Richard Worth, Stanley and Livingstone and the Exploration of Africa in World History (Berkeley Heights, N.J.: Enslow, 2000).
David Livingstone
David Livingstone
1813-1873
Scottish Missionary and Explorer
Born into a devoutly religious and hard-working family in Blantyre, Scotland, David Livingstone's faith and work habits would become the map and vessel for a lifetime of exploration. His parents impressed upon him the importance of spreading the Christian gospel. At age 10, he was put to work at a cotton mill, where he labored from six in the morning until eight at night. Afterwards, he went on to study, sometimes late into the night.
In 1836 he began medical school at Anderson's College in Glasgow, intending to become a medical missionary. It was there that he heard fellow Scotsman, Dr. Robert Moffat (1795-1883), speak of having seen, "The smoke of a thousand villages, where no missionary has ever been." In 1840 Livingstone set sail for Africa and arrived at Capetown on March 14, 1841.
He spent the next 15 years moving in and about the interior of this remarkable continent. It was a geographical delight to him and he learned all he could about its native population and their cultures. In time, he had occasion to meet the Boers and the Portuguese and developed an intense dislike for their inhumane treatment of the native Africans.
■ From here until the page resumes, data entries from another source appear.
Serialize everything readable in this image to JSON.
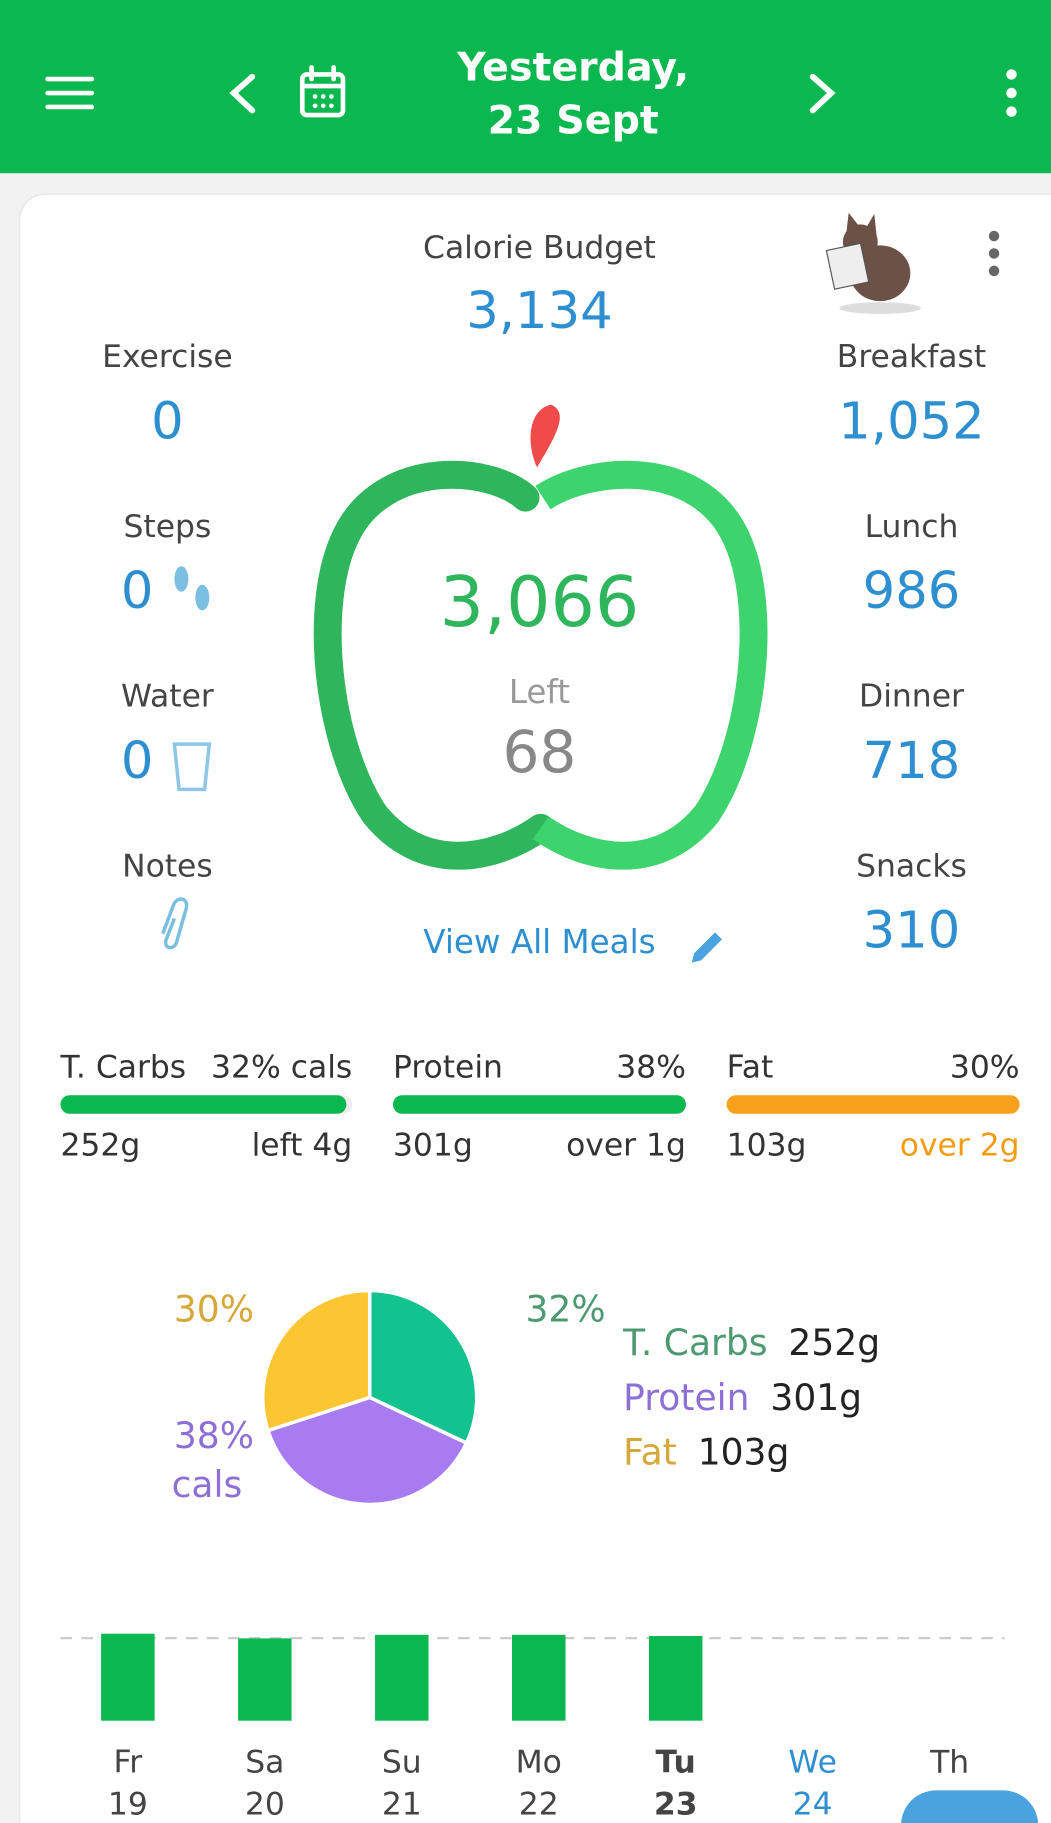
{
  "header": {
    "title_line1": "Yesterday,",
    "title_line2": "23 Sept"
  },
  "summary": {
    "budget_label": "Calorie Budget",
    "budget": "3,134",
    "left_stats": [
      {
        "label": "Exercise",
        "value": "0"
      },
      {
        "label": "Steps",
        "value": "0"
      },
      {
        "label": "Water",
        "value": "0"
      },
      {
        "label": "Notes"
      }
    ],
    "meals": [
      {
        "label": "Breakfast",
        "value": "1,052"
      },
      {
        "label": "Lunch",
        "value": "986"
      },
      {
        "label": "Dinner",
        "value": "718"
      },
      {
        "label": "Snacks",
        "value": "310"
      }
    ],
    "eaten": "3,066",
    "left_label": "Left",
    "left": "68",
    "view_all": "View All Meals"
  },
  "macros": [
    {
      "name": "T. Carbs",
      "percent": "32% cals",
      "grams": "252g",
      "status": "left 4g",
      "progress": 98,
      "color": "#0bb74f",
      "status_color": "#333333"
    },
    {
      "name": "Protein",
      "percent": "38%",
      "grams": "301g",
      "status": "over 1g",
      "progress": 100,
      "color": "#0bb74f",
      "status_color": "#333333"
    },
    {
      "name": "Fat",
      "percent": "30%",
      "grams": "103g",
      "status": "over 2g",
      "progress": 100,
      "color": "#f7a01b",
      "status_color": "#f39c12"
    }
  ],
  "chart_data": [
    {
      "type": "pie",
      "categories": [
        "T. Carbs",
        "Protein",
        "Fat"
      ],
      "values": [
        32,
        38,
        30
      ],
      "value_labels": [
        "32%",
        "38%",
        "30%"
      ],
      "unit_label": "cals",
      "colors": [
        "#13c38f",
        "#a87cf0",
        "#fcc633"
      ],
      "label_colors": [
        "#4d9a72",
        "#8e6fd6",
        "#d4a93a"
      ],
      "legend_values": [
        "252g",
        "301g",
        "103g"
      ]
    },
    {
      "type": "bar",
      "categories": [
        "Fr",
        "Sa",
        "Su",
        "Mo",
        "Tu",
        "We",
        "Th"
      ],
      "dates": [
        "19",
        "20",
        "21",
        "22",
        "23",
        "24",
        null
      ],
      "values": [
        3150,
        2980,
        3110,
        3110,
        3066,
        null,
        null
      ],
      "ylim": [
        0,
        3200
      ],
      "color": "#0bb74f"
    }
  ]
}
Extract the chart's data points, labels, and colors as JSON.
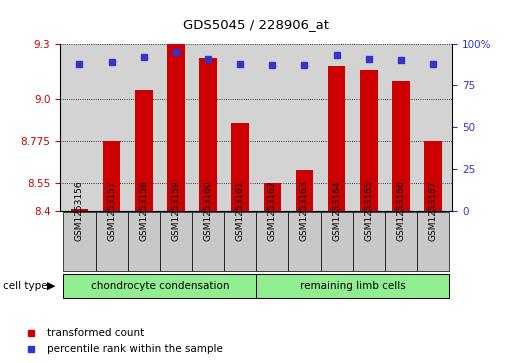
{
  "title": "GDS5045 / 228906_at",
  "samples": [
    "GSM1253156",
    "GSM1253157",
    "GSM1253158",
    "GSM1253159",
    "GSM1253160",
    "GSM1253161",
    "GSM1253162",
    "GSM1253163",
    "GSM1253164",
    "GSM1253165",
    "GSM1253166",
    "GSM1253167"
  ],
  "transformed_count": [
    8.41,
    8.775,
    9.05,
    9.3,
    9.22,
    8.87,
    8.55,
    8.62,
    9.18,
    9.16,
    9.1,
    8.775
  ],
  "percentile_rank": [
    88,
    89,
    92,
    95,
    91,
    88,
    87,
    87,
    93,
    91,
    90,
    88
  ],
  "cell_type_groups": [
    {
      "label": "chondrocyte condensation",
      "count": 6,
      "color": "#90EE90"
    },
    {
      "label": "remaining limb cells",
      "count": 6,
      "color": "#90EE90"
    }
  ],
  "ylim_left": [
    8.4,
    9.3
  ],
  "ylim_right": [
    0,
    100
  ],
  "left_ticks": [
    8.4,
    8.55,
    8.775,
    9.0,
    9.3
  ],
  "right_ticks": [
    0,
    25,
    50,
    75,
    100
  ],
  "bar_color": "#CC0000",
  "dot_color": "#3333CC",
  "background_color": "#D3D3D3",
  "sample_box_color": "#C8C8C8",
  "left_tick_color": "#CC0000",
  "right_tick_color": "#3333CC",
  "figwidth": 5.23,
  "figheight": 3.63,
  "dpi": 100
}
Eventually, he began working with Moffat as a medical missionary in the port town of Kuruman. His work took him into more remote parts of the country and, by the summer of 1842, he had already ventured farther north into Kalahari country than any other white man in history. He decided to leave Kuruman in hopes of spreading the gospel in new, untried areas. Apparently unhindered by typical needs for the companionship of countrymen, he moved to an inland village to learn African languages and customs. During a trek to Mabotsa where he hoped to establish another Christian mission, he was attacked and badly mauled by a lion. Although he recovered generally, he was never again able to fire a gun with any accuracy and was often at the mercy of jungle animals.
In 1845 Livingstone married Moffat's daughter, Mary. A combination of droughts and Livingstone's desire to spread Christianity caused them to relocate three times over the next five years. Eventually, Livingstone sent her and their four children back to Britain out of concern for their safety and their need for security and education.
Between 1853 and 1856, Livingstone traversed the entire continent, traveling an incredible 4,000 miles (6,400 km) of land along the Zambezi River, none of which had been touched by Europeans. On November 17, 1855, Livingstone laid eyes upon the awesome Victoria Falls. He had discovered most, but not all, of his "highway" when he returned to Britain and recorded his journeys in his first book, Missionary Travels.
Tragedy filled the next decade. In 1862 he embarked on what was later called the Zambezi Expedition, on behalf of the British government. Plans to navigate the Zambezi proved to be impractical and the expedition was finally recalled. Not in time, however, to avoid the death of Mary Livingstone who died during the journey. Two years later, the discovery of the impassable Murchison Cataracts shattered his hope of finding a waterway to central Africa. To Livingstone, this did not mean the end of his dream or his travels and he continued to explore Africa on his own terms.
After disappearing from the public eye for several years, a challenge to find Dr. Livingstone was issued. New York Herald staff reporter Henry Morton Stanley (1841-1904) took the challenge. He spent a year traveling through Africa before he had the opportunity to pose the famed understatement—"Dr. Livingstone, I presume?"—upon encountering Livingstone.
Stanley offered to help Livingstone back to the coast, but he refused the offer and continued his travels. Livingstone died in 1871 at the age of 60.